Sociality, ecology, and relative brain size in lemurs
Evan L. MacLean, Nancy L. Barrickman, Eric M. Johnson and Christine E. Wall
Journal of Human Evolution Volume 56, Issue 5, May 2009, Pages 471-478
Abstract: The social brain hypothesis proposes that haplorhine primates have evolved relatively large brains for their body size primarily as an adaptation for living in complex social groups. Studies that support this hypothesis have shown a strong relationship between relative brain size and group size in these taxa. Recent reports suggest that this pattern is unique to haplorhine primates; many nonprimate taxa do not show a relationship between group size and relative brain size. Rather, pairbonded social monogamy appears to be a better predictor of a large relative brain size in many nonprimate taxa. It has been suggested that haplorhine primates may have expanded the pairbonded relationship beyond simple dyads towards the evolution of complex social groups. We examined the relationship between group size, pairbonding, and relative brain size in a sample of 19 lemurs; strepsirrhine primates that last share a common ancestor with monkeys and apes approximately 75 Ma. First, we evaluated the social brain hypothesis, which predicts that species with larger social groups will have relatively larger brains. Secondly, we tested the pairbonded hypothesis, which predicts that species with a pairbonded social organization will have relatively larger brains than non-pairbonded species. We found no relationship between group size or pairbonding and relative brain size in lemurs. We conducted two further analyses to test for possible relationships between two nonsocial variables, activity pattern and diet, and relative brain size. Both diet and activity pattern are significantly associated with relative brain size in our sample. Specifically, frugivorous species have relatively larger brains than folivorous species, and cathemeral species have relatively larger brains than diurnal, but not nocturnal species. These findings highlight meaningful differences between Malagasy strepsirrhines and haplorhines, and between Malagasy strepsirrhines and nonprimate taxa, regarding the social and ecological factors associated with increases in relative brain size. The results suggest that factors such as foraging complexity and flexibility of activity patterns may have driven selection for increases in brain size in lemurs.
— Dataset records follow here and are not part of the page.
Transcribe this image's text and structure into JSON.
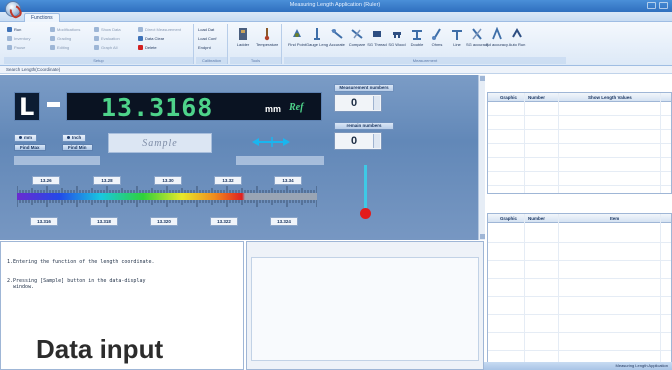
{
  "window": {
    "title": "Measuring Length Application (Ruler)"
  },
  "tabs": [
    {
      "label": "Functions"
    }
  ],
  "ribbon": {
    "left_items": [
      {
        "label": "Run"
      },
      {
        "label": "Modifications"
      },
      {
        "label": "Show Data"
      },
      {
        "label": "Direct Measurement"
      },
      {
        "label": "Inventory"
      },
      {
        "label": "Grading"
      },
      {
        "label": "Evaluation"
      },
      {
        "label": "Pause"
      },
      {
        "label": "Editing"
      },
      {
        "label": "Graph All"
      },
      {
        "label": "Clear"
      },
      {
        "label": "Data Clear"
      },
      {
        "label": "Data Set"
      },
      {
        "label": "Cost"
      },
      {
        "label": "Delete"
      }
    ],
    "right_mini": [
      {
        "label": "Load Dat"
      },
      {
        "label": "Load Conf"
      },
      {
        "label": "Endpnt"
      }
    ],
    "big_buttons": [
      {
        "label": "Ladder"
      },
      {
        "label": "Temperature"
      },
      {
        "label": "Find Point"
      },
      {
        "label": "Gauge Length"
      },
      {
        "label": "Accurate"
      },
      {
        "label": "Compare"
      },
      {
        "label": "SG Thread"
      },
      {
        "label": "SG Wood"
      },
      {
        "label": "Double"
      },
      {
        "label": "Ohms"
      },
      {
        "label": "Line"
      },
      {
        "label": "SG accuracy"
      },
      {
        "label": "Bd accuracy"
      },
      {
        "label": "Auto Run"
      }
    ],
    "groups": [
      {
        "label": "Setup"
      },
      {
        "label": "Calibration"
      },
      {
        "label": "Tools"
      },
      {
        "label": "Measurement"
      }
    ]
  },
  "address": {
    "text": "Search Length(Coordinate)"
  },
  "display": {
    "axis_letter": "L",
    "value": "13.3168",
    "unit": "mm",
    "ref": "Ref",
    "sample_button": "Sample"
  },
  "unit_buttons": [
    {
      "label": "mm"
    },
    {
      "label": "Inch"
    }
  ],
  "find_buttons": [
    {
      "label": "Find Max"
    },
    {
      "label": "Find Min"
    }
  ],
  "scale": {
    "top_ticks": [
      "13.26",
      "13.28",
      "13.30",
      "13.32",
      "13.34"
    ],
    "bottom_ticks": [
      "13.316",
      "13.318",
      "13.320",
      "13.322",
      "13.324"
    ]
  },
  "measurements": {
    "measurement_label": "Measurement numbers",
    "measurement_value": "0",
    "remain_label": "remain numbers",
    "remain_value": "0"
  },
  "grid_top": {
    "headers": [
      "Graphic",
      "Number",
      "Show Length Values"
    ]
  },
  "grid_bottom": {
    "headers": [
      "Graphic",
      "Number",
      "Item"
    ]
  },
  "help": {
    "lines": [
      "1.Entering the function of the length coordinate.",
      "2.Pressing [Sample] button in the data-display",
      "  window."
    ]
  },
  "caption": "Data input",
  "status": {
    "text": "Measuring Length Application"
  },
  "colors": {
    "readout_green": "#4ed38a",
    "panel_blue": "#6a8fbe",
    "alert_red": "#e31b1b",
    "indicator_cyan": "#3ec9e6"
  }
}
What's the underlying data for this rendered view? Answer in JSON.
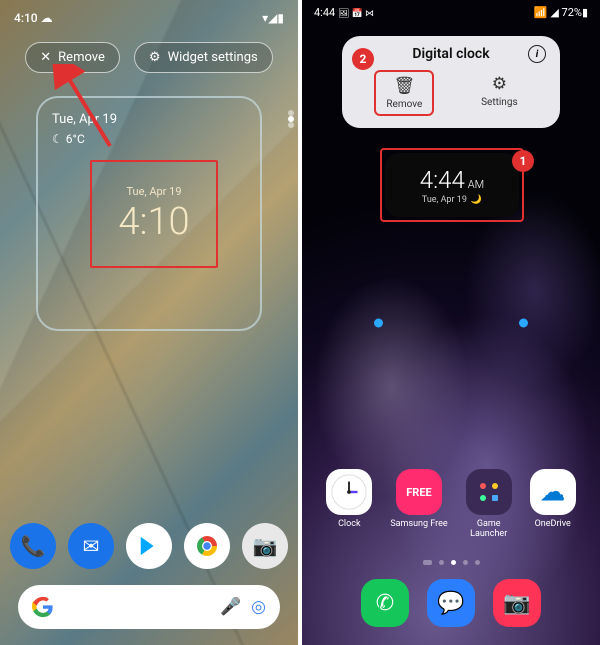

John A. Finarelli, John J. Flynn
PNAS June 9, 2009 vol. 106 no. 23 9345-9349
Abstract: Increased encephalization, or larger brain volume relative to body mass, is a repeated theme in vertebrate evolution. Here we present an extensive sampling of relative brain sizes in fossil and extant taxa in the mammalian order Carnivora (cats, dogs, bears, weasels, and their relatives). By using Akaike Information Criterion model selection and endocranial volume and body mass data for 289 species (including 125 fossil taxa), we document clade-specific evolutionary transformations in encephalization allometries. These evolutionary transformations include multiple independent encephalization increases and decreases in addition to a remarkably static basal Carnivora allometry that characterizes much of the suborder Feliformia and some taxa in the suborder Caniformia across much of their evolutionary history, emphasizing that complex processes shaped the modern distribution of encephalization across Carnivora. This analysis also permits critical evaluation of the social brain hypothesis (SBH), which predicts a close association between sociality and increased encephalization. Previous analyses based on living species alone appeared to support the SBH with respect to Carnivora, but those results are entirely dependent on data from modern Canidae (dogs). Incorporation of fossil data further reveals that no association exists between sociality and encephalization across Carnivora and that support for sociality as a causal agent of encephalization increase disappears for this clade.